Tease a lesson by showing students a pixelated picture from that upcoming lesson. Students enjoy making observations and guesses about the picture. When the real picture is revealed, students feel a connection the photo, diagram, map—or whatever the picture is that they were focused on. You can upload and pixelate an image at lunapic.com.


 
 

Notice and Wonder

Spark curiosity by asking students what they notice and what they wonder about a picture, map, diagram, set of words, math problem… anything! You can find out a lot about what students know and what they need to learn. Watch a video from Edutopia about Notices and Wonders.
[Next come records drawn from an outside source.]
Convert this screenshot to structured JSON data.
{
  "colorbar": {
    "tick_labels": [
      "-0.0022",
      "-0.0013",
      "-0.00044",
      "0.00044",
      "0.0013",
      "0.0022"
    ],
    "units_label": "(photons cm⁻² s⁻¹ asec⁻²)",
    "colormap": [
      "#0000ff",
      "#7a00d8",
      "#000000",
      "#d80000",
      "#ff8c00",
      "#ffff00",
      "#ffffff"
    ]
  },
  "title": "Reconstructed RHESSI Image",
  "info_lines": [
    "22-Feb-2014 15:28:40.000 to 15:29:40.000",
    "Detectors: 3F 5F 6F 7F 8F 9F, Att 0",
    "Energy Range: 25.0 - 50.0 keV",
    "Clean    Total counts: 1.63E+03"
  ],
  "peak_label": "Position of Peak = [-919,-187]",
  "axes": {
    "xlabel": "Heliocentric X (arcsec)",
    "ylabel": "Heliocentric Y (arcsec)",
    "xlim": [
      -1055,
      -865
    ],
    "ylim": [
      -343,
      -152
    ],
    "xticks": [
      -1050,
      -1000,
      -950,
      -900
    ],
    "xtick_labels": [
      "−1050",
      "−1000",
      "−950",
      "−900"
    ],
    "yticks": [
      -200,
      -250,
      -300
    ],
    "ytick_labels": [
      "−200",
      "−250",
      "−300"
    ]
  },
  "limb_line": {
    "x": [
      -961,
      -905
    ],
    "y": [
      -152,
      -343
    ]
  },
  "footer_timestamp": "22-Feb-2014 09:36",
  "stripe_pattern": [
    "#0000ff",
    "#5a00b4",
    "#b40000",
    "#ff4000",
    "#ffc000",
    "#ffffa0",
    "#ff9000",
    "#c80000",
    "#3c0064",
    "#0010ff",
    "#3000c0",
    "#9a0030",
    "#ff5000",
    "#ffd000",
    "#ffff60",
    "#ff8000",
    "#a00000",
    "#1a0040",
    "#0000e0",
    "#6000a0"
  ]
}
Flippity has a series of online apps that turns what you enter into a Google Sheets template into online games and activities. One of those activities is MadLibs. Here’s a demo. To make your own, you make a copy of the Flippity MadLibs template for Gooogle Sheets.


 
 

The Most Dangerous Writing App is a website that encourages you to keep writing, no matter what. If you pause too long in your typing, all of your progress is lost and you have to start over. Yikes! You can students challenge to do “brain dump” before or after a lesson. If students is successful, he or she can copy the writing and paste it into something like Padlet, Google Classroom, Google Docs, or an email.


The methods, excitement, creative spin, and personality you bring to your lessons matter—that’s how you reach students. That’s how you electrify any lesson!